As Jackie leaves for the hospital, stalker Eddie creeps ups behind her and slips into the bar. He spends the whole day there, drinking and talking to Kevin, who is none the wiser that his new patron has been having an affair with his wife for over a year. Eddie gets to hear about how amazing it is to be married to Jackie, who comes home after an overnight shift and asks Kevin what he wants for breakfast, and he even gets to see the ring Kevin bought Jacks. You can tell he’s always on the verge of saying something, but instead he just continues to drink and ignore her phone calls. Poor Eddie.

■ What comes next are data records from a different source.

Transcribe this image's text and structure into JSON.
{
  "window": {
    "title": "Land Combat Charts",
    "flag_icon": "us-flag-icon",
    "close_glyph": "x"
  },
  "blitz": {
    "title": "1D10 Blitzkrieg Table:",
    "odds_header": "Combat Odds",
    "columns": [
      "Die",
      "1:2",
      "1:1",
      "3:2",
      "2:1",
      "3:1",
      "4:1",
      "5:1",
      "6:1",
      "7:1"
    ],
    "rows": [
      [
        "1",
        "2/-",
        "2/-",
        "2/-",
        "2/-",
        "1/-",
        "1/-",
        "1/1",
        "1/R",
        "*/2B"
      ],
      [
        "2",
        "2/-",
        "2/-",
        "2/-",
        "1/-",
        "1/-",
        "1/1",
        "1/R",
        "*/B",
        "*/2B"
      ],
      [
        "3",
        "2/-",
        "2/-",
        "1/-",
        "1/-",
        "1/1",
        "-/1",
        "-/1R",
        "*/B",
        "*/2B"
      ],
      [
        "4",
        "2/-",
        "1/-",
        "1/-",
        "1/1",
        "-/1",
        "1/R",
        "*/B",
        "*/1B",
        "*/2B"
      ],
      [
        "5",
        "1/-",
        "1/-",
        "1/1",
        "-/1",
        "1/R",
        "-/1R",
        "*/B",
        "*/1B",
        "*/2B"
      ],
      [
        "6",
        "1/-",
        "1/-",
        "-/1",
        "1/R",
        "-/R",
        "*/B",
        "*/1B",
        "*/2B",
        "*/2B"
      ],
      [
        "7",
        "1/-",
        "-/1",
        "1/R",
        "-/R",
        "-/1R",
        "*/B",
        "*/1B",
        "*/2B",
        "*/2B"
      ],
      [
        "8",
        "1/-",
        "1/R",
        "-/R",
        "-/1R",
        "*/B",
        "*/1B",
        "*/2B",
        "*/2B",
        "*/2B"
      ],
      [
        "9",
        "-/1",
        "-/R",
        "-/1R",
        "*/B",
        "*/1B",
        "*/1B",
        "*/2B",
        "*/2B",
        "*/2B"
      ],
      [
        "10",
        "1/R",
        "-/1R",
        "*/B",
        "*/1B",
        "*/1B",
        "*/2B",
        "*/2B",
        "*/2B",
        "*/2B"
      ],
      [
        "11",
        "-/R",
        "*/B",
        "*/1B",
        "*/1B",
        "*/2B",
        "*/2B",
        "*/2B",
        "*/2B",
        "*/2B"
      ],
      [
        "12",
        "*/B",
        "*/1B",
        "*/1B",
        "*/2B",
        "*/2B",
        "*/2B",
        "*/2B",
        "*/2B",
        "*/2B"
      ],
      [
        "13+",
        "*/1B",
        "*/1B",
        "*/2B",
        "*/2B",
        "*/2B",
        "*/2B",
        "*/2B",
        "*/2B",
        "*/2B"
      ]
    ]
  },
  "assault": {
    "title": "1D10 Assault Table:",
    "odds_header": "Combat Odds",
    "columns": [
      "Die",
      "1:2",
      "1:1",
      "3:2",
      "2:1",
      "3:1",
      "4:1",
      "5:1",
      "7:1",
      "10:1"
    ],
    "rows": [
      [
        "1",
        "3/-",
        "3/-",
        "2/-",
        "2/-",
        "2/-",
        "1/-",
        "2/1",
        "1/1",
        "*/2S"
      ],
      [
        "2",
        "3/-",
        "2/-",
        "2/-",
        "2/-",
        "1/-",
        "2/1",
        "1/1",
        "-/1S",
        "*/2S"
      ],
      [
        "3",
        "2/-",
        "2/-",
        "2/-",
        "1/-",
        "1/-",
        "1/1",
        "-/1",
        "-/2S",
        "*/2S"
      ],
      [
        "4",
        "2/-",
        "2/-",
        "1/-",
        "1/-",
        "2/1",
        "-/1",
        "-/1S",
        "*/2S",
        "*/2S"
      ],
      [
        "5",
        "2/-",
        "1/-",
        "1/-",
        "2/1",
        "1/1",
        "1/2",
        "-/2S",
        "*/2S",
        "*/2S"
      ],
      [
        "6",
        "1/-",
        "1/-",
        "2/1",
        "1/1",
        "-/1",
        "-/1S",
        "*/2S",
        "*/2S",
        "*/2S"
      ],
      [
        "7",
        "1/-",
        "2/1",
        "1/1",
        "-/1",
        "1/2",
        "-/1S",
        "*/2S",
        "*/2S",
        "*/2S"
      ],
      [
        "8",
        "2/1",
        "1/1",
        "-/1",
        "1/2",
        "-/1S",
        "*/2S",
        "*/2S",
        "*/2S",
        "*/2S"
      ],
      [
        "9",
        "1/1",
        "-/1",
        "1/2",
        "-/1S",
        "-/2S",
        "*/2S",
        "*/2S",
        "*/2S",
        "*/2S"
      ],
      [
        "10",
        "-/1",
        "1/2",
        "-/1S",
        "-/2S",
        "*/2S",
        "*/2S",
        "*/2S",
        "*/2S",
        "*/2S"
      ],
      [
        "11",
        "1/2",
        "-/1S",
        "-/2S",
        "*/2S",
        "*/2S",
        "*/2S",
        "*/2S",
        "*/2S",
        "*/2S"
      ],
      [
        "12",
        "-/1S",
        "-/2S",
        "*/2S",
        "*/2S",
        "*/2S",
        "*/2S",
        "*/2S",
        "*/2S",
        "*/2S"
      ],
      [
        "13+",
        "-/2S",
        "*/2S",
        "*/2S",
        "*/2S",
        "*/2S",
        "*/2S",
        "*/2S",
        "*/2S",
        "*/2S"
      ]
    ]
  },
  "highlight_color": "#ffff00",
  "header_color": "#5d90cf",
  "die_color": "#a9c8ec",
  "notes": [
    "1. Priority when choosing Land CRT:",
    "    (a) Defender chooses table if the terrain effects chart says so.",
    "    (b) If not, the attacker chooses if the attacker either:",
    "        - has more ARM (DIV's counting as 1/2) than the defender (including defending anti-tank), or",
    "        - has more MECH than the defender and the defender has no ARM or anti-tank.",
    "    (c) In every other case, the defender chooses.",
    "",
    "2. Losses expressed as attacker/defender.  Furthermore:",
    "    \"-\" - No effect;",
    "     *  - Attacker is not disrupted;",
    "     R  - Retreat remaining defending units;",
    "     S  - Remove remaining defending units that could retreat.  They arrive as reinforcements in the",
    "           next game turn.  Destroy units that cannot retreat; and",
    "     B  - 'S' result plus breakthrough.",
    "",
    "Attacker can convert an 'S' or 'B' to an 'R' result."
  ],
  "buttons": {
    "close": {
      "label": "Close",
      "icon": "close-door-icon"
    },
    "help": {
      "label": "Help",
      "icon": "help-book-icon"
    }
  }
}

Jackie’s calling because she’s spending her first day without Eddie, and the trick he showed her to fool the Pill-O-Matrix isn’t working. That means she’s sober. On a day that seems to be pushing her to use.

First of all, Mr. Lederman is still in a coma from the overdose Zoey gave him last week. Zoey is depressed and showing her grief by wearing gray scrubs. Everyone tries to persuade her to switch back to her regular pink-with-bunnies wardrobe and, with hope, back to her cheery disposition. Zoey just wants Lederman to wake up. Though when he does, the surly film critic comes back singing the praises of "Showgirls," and Zoey’s reaction is, “I broke him.” Ah, Zoey. I’m going to miss you until next season.

Akalitus wants an official report on what happened to Lederman. Luckily for the nurses (and unluckily for her),  Akalitus gets stuck in the elevator for the entire episode. She cleans off gum, plays with her dress and imagines her interview by David Letterman.  Between this and her Tasering herself earlier in the season, I’d be surprised if Akalitus ever uses the elevator again.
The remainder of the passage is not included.